La comunione è la pienezza dell’amore di quella casa dove tutto ciò che è mio è tuo e non diventa più mio secondo il possesso ma solo secondo l’amore. Camminiamo insieme perché siamo chiamati a servire il Vangelo. Come Mosè siamo messi in guardia dal fabbricarci idoli, come il culto della mondanità, del benessere, del consumismo, della propria forza, e intercediamo per il nostro popolo, interpretando la sua vocazione più profonda che il popolo stesso ha smarrito ma che pure è presente in tutti.

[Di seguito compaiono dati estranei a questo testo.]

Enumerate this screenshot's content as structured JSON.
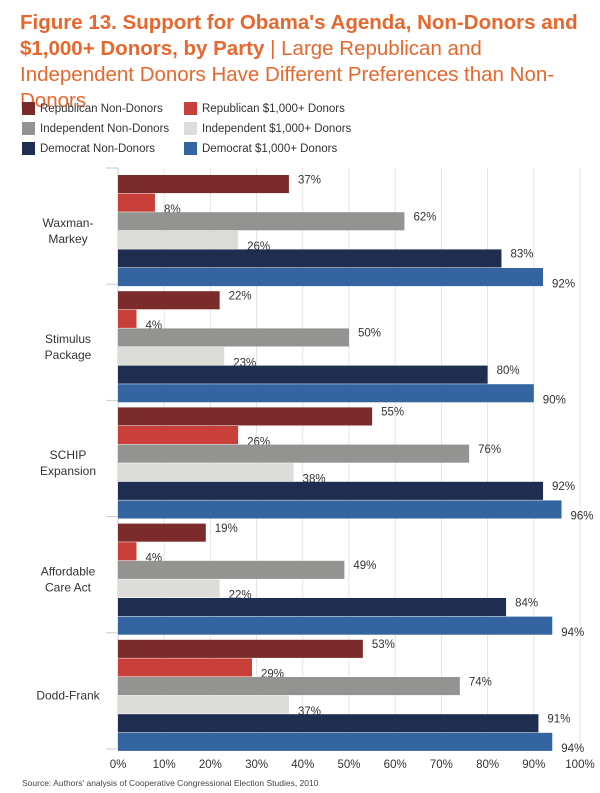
{
  "chart_data": {
    "type": "bar",
    "orientation": "horizontal",
    "title": "Figure 13. Support for Obama's Agenda, Non-Donors and $1,000+ Donors, by Party",
    "subtitle": "Large Republican and Independent Donors Have Different Preferences than Non-Donors",
    "categories": [
      [
        "Waxman-",
        "Markey"
      ],
      [
        "Stimulus",
        "Package"
      ],
      [
        "SCHIP",
        "Expansion"
      ],
      [
        "Affordable",
        "Care Act"
      ],
      [
        "Dodd-Frank"
      ]
    ],
    "series": [
      {
        "name": "Republican Non-Donors",
        "color": "#7a2b2a",
        "values": [
          37,
          22,
          55,
          19,
          53
        ]
      },
      {
        "name": "Republican $1,000+ Donors",
        "color": "#c93f3a",
        "values": [
          8,
          4,
          26,
          4,
          29
        ]
      },
      {
        "name": "Independent Non-Donors",
        "color": "#939491",
        "values": [
          62,
          50,
          76,
          49,
          74
        ]
      },
      {
        "name": "Independent $1,000+ Donors",
        "color": "#dcdcd8",
        "values": [
          26,
          23,
          38,
          22,
          37
        ]
      },
      {
        "name": "Democrat Non-Donors",
        "color": "#1f2d50",
        "values": [
          83,
          80,
          92,
          84,
          91
        ]
      },
      {
        "name": "Democrat $1,000+ Donors",
        "color": "#3565a0",
        "values": [
          92,
          90,
          96,
          94,
          94
        ]
      }
    ],
    "xlim": [
      0,
      100
    ],
    "xticks": [
      "0%",
      "10%",
      "20%",
      "30%",
      "40%",
      "50%",
      "60%",
      "70%",
      "80%",
      "90%",
      "100%"
    ],
    "grid": true,
    "legend_position": "top-left",
    "source": "Source: Authors' analysis of Cooperative Congressional Election Studies, 2010"
  }
}
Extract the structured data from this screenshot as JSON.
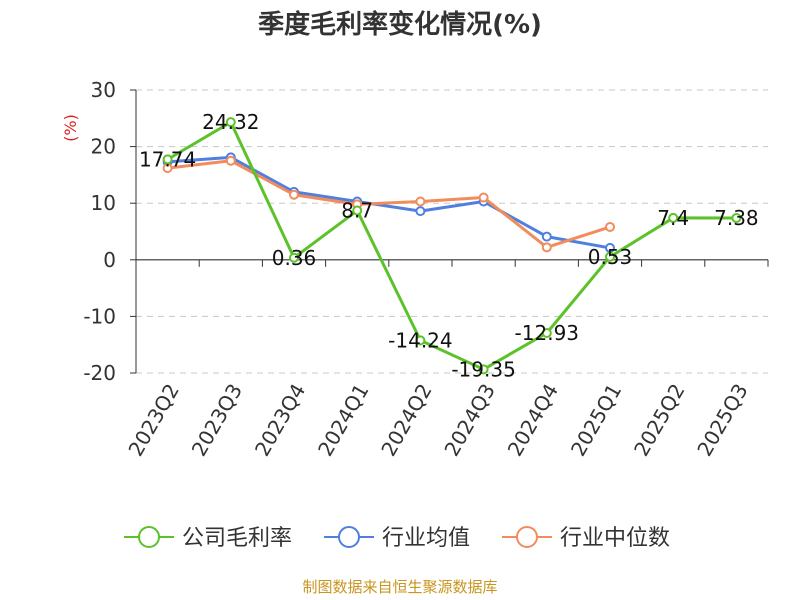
{
  "chart_data": {
    "type": "line",
    "title": "季度毛利率变化情况(%)",
    "ylabel": "(%)",
    "ylim": [
      -20,
      30
    ],
    "yticks": [
      30,
      20,
      10,
      0,
      -10,
      -20
    ],
    "grid": true,
    "legend_position": "bottom",
    "categories": [
      "2023Q2",
      "2023Q3",
      "2023Q4",
      "2024Q1",
      "2024Q2",
      "2024Q3",
      "2024Q4",
      "2025Q1",
      "2025Q2",
      "2025Q3"
    ],
    "series": [
      {
        "name": "公司毛利率",
        "color": "#5cc22a",
        "values": [
          17.74,
          24.32,
          0.36,
          8.7,
          -14.24,
          -19.35,
          -12.93,
          0.53,
          7.4,
          7.38
        ],
        "labels": [
          "17.74",
          "24.32",
          "0.36",
          "8.7",
          "-14.24",
          "-19.35",
          "-12.93",
          "0.53",
          "7.4",
          "7.38"
        ]
      },
      {
        "name": "行业均值",
        "color": "#4f7fdf",
        "values": [
          17.3,
          18.1,
          12.0,
          10.3,
          8.6,
          10.3,
          4.1,
          2.1,
          null,
          null
        ]
      },
      {
        "name": "行业中位数",
        "color": "#f28c5c",
        "values": [
          16.2,
          17.5,
          11.5,
          9.8,
          10.3,
          11.0,
          2.2,
          5.8,
          null,
          null
        ]
      }
    ],
    "source": "制图数据来自恒生聚源数据库"
  }
}
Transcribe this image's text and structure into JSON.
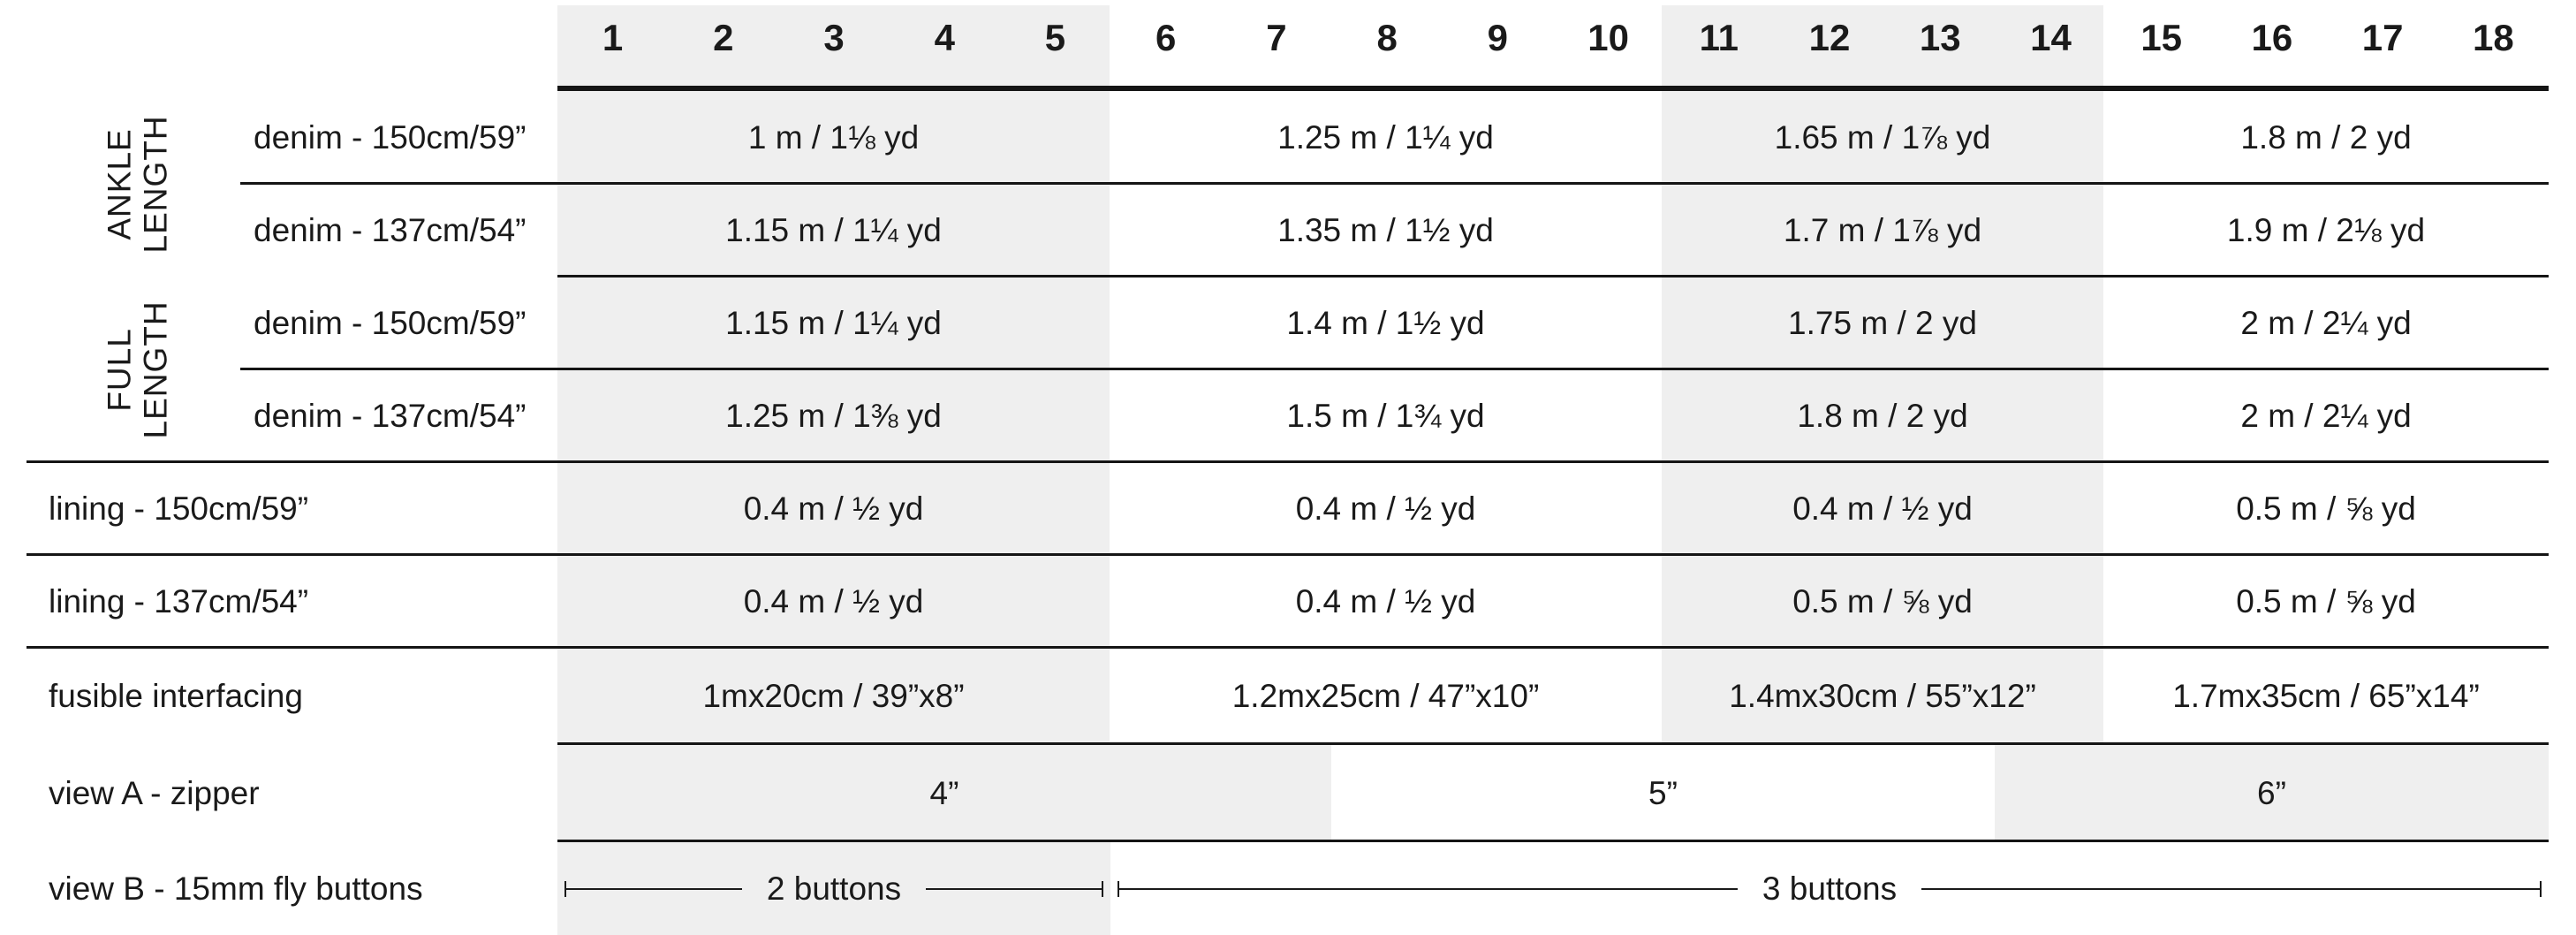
{
  "colors": {
    "shade": "#efefef",
    "rule": "#151515",
    "text": "#1a1a1a"
  },
  "header": {
    "sizes": [
      "1",
      "2",
      "3",
      "4",
      "5",
      "6",
      "7",
      "8",
      "9",
      "10",
      "11",
      "12",
      "13",
      "14",
      "15",
      "16",
      "17",
      "18"
    ],
    "size_groups": [
      "1-5",
      "6-10",
      "11-14",
      "15-18"
    ]
  },
  "row_groups": [
    {
      "label": "ANKLE\nLENGTH"
    },
    {
      "label": "FULL\nLENGTH"
    }
  ],
  "rows": [
    {
      "label": "denim - 150cm/59”",
      "values": [
        "1 m / 1⅛ yd",
        "1.25 m / 1¼ yd",
        "1.65 m / 1⅞ yd",
        "1.8 m / 2 yd"
      ]
    },
    {
      "label": "denim - 137cm/54”",
      "values": [
        "1.15 m / 1¼ yd",
        "1.35 m / 1½ yd",
        "1.7 m / 1⅞ yd",
        "1.9 m / 2⅛ yd"
      ]
    },
    {
      "label": "denim - 150cm/59”",
      "values": [
        "1.15 m / 1¼ yd",
        "1.4 m / 1½ yd",
        "1.75 m / 2 yd",
        "2 m / 2¼ yd"
      ]
    },
    {
      "label": "denim - 137cm/54”",
      "values": [
        "1.25 m / 1⅜ yd",
        "1.5 m / 1¾ yd",
        "1.8 m / 2 yd",
        "2 m / 2¼ yd"
      ]
    },
    {
      "label": "lining - 150cm/59”",
      "values": [
        "0.4 m / ½ yd",
        "0.4 m / ½ yd",
        "0.4 m / ½ yd",
        "0.5 m / ⅝ yd"
      ]
    },
    {
      "label": "lining - 137cm/54”",
      "values": [
        "0.4 m / ½ yd",
        "0.4 m / ½ yd",
        "0.5 m / ⅝ yd",
        "0.5 m / ⅝ yd"
      ]
    },
    {
      "label": "fusible interfacing",
      "values": [
        "1mx20cm / 39”x8”",
        "1.2mx25cm / 47”x10”",
        "1.4mx30cm / 55”x12”",
        "1.7mx35cm / 65”x14”"
      ]
    }
  ],
  "zipper_row": {
    "label": "view A - zipper",
    "values": [
      "4”",
      "5”",
      "6”"
    ],
    "size_spans": [
      "1-7",
      "8-13",
      "14-18"
    ]
  },
  "buttons_row": {
    "label": "view B - 15mm fly buttons",
    "values": [
      "2 buttons",
      "3 buttons"
    ],
    "size_spans": [
      "1-5",
      "6-18"
    ]
  }
}
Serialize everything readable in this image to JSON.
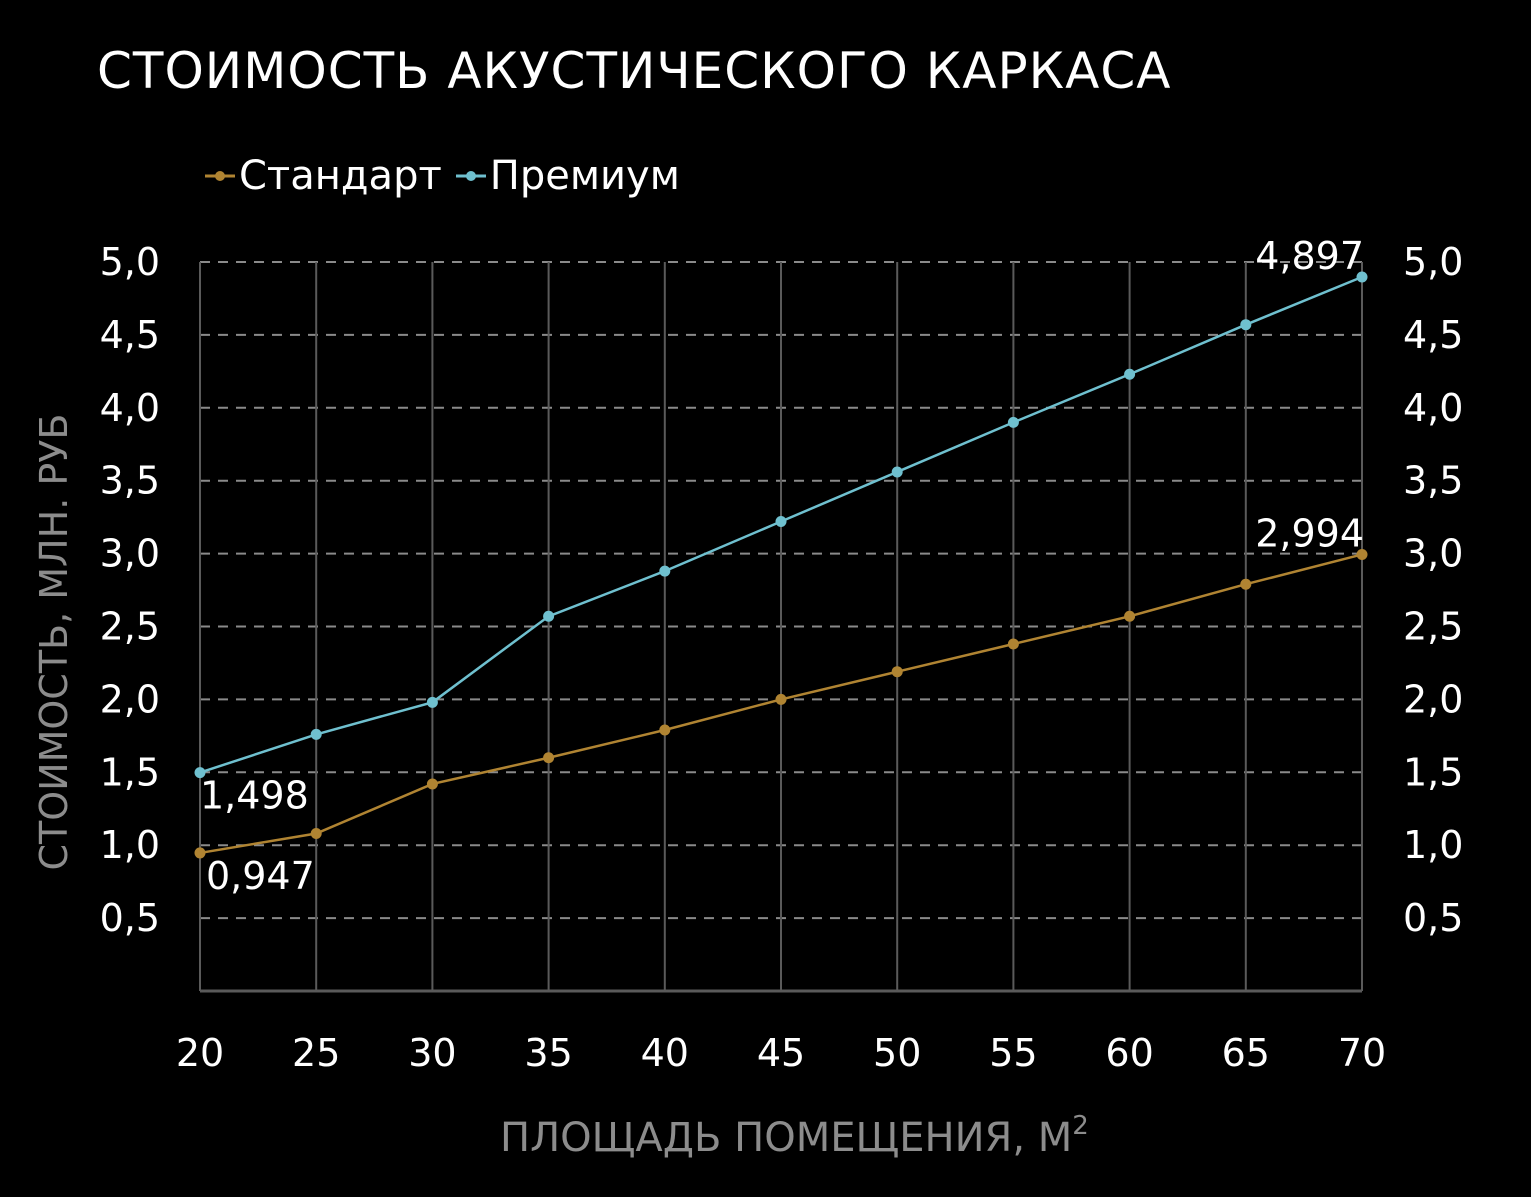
{
  "chart_data": {
    "type": "line",
    "title": "СТОИМОСТЬ АКУСТИЧЕСКОГО КАРКАСА",
    "xlabel": "ПЛОЩАДЬ ПОМЕЩЕНИЯ, М",
    "xlabel_sup": "2",
    "ylabel": "СТОИМОСТЬ, МЛН. РУБ",
    "x": [
      20,
      25,
      30,
      35,
      40,
      45,
      50,
      55,
      60,
      65,
      70
    ],
    "x_tick_labels": [
      "20",
      "25",
      "30",
      "35",
      "40",
      "45",
      "50",
      "55",
      "60",
      "65",
      "70"
    ],
    "ylim": [
      0,
      5
    ],
    "y_ticks": [
      0.5,
      1.0,
      1.5,
      2.0,
      2.5,
      3.0,
      3.5,
      4.0,
      4.5,
      5.0
    ],
    "y_tick_labels": [
      "0,5",
      "1,0",
      "1,5",
      "2,0",
      "2,5",
      "3,0",
      "3,5",
      "4,0",
      "4,5",
      "5,0"
    ],
    "secondary_y_axis": true,
    "grid": "dashed horizontal, solid vertical",
    "legend_position": "top-left",
    "series": [
      {
        "name": "Стандарт",
        "color": "#b08432",
        "values": [
          0.947,
          1.08,
          1.42,
          1.6,
          1.79,
          2.0,
          2.19,
          2.38,
          2.57,
          2.79,
          2.994
        ],
        "data_labels": [
          {
            "index": 0,
            "text": "0,947"
          },
          {
            "index": 10,
            "text": "2,994"
          }
        ]
      },
      {
        "name": "Премиум",
        "color": "#6fc0cf",
        "values": [
          1.498,
          1.76,
          1.98,
          2.57,
          2.88,
          3.22,
          3.56,
          3.9,
          4.23,
          4.57,
          4.897
        ],
        "data_labels": [
          {
            "index": 0,
            "text": "1,498"
          },
          {
            "index": 10,
            "text": "4,897"
          }
        ]
      }
    ]
  }
}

Ecco quello che siamo chiamati a testimoniare e che, quando lo facciamo, riaccende relazioni, riapre dialogo, fa ritrovare il cammino vero a noi e ai tanti pellegrini con il cuore e il volto triste. Siamo riflesso dell’amore di Dio e lo siamo se mettiamo in alto la sua luce, ci liberiamo dal protagonismo che mette al centro solo noi stessi. Gesù non riceve gloria dagli uomini. E non riconosce Gesù chi cerca la gloria gli uni dagli altri, ammonimento che sentiamo sempre rivolto a ognuno di noi, perché l’unica gloria è rivestire di amore il prossimo. Ci aiutino il cammino sinodale e il Giubileo a percorrere vie nuove, vie di speranza aperte al Crocifisso–Risorto, al soffio dello Spirito.

Oggi dico grazie soprattutto a voi, carissimi presbiteri. Grazie a voi consacrati e consacrate, grazie a voi diaconi, grazie ai seminaristi, grazie a voi, fratelli e sorelle, che nel cammino sinodale che la Chiesa sta vivendo, siete segno di speranza nella comunione, partecipazione e missione. Un grazie particolare a voi ragazzi e ragazze che partecipate a questa eucaristia, che vi state preparando a ricevere il sacramento della confermazione, ci incontreremo insieme a tutti i ragazzi e ragazze dell’Arcidiocesi, martedì dopo Pasqua 22 aprile in questa Cattedrale alle ore 16, ricordando il santo giovane Carlo Acutis. Ricordiamo oggi, con il pensiero commosso e la preghiera tutti i sacerdoti che sono tornati alla casa del Padre. Rivolgiamo un pensiero a tutti sacerdoti ammalati ed assenti a motivo dell’età avanzata. A tutti vada l’abbraccio e l’affetto riconoscente del presbiterio e della intera comunità diocesana. Saluto con affetto e gratitudine tutti i sacerdoti e religiosi di altre nazioni presenti nella diocesi che esercitano il ministero pastorale a servizio delle comunità parrocchiali.

Nel giorno in cui ricordiamo l’istituzione del sacerdozio è bello unirci alla lode di ringraziamento di quei fratelli presbiteri che hanno raggiunto o stanno per raggiungere nel corso dell’anno un traguardo importante nell’anniversario della propria ordinazione come abbiamo sentito all’inizio della celebrazione. E voi, carissimi fratelli e sorelle, pregate per i vostri sacerdoti e con la corresponsabilità pastorale siate loro accanto nelle difficoltà, amateli come fratelli, sentiteli come padri e guide della comunità perché noi tutti, vescovo e presbiteri, in questo tempo non facile ma pur sempre tempo di grazia, desideriamo essere “collaboratori della vostra gioia” (2Cor 1,24). La Regina di tutti i Santi, i nostri Patroni: San Ciriaco e San Leopardo ci proteggano e custodiscano nel cammino di santità. Amen.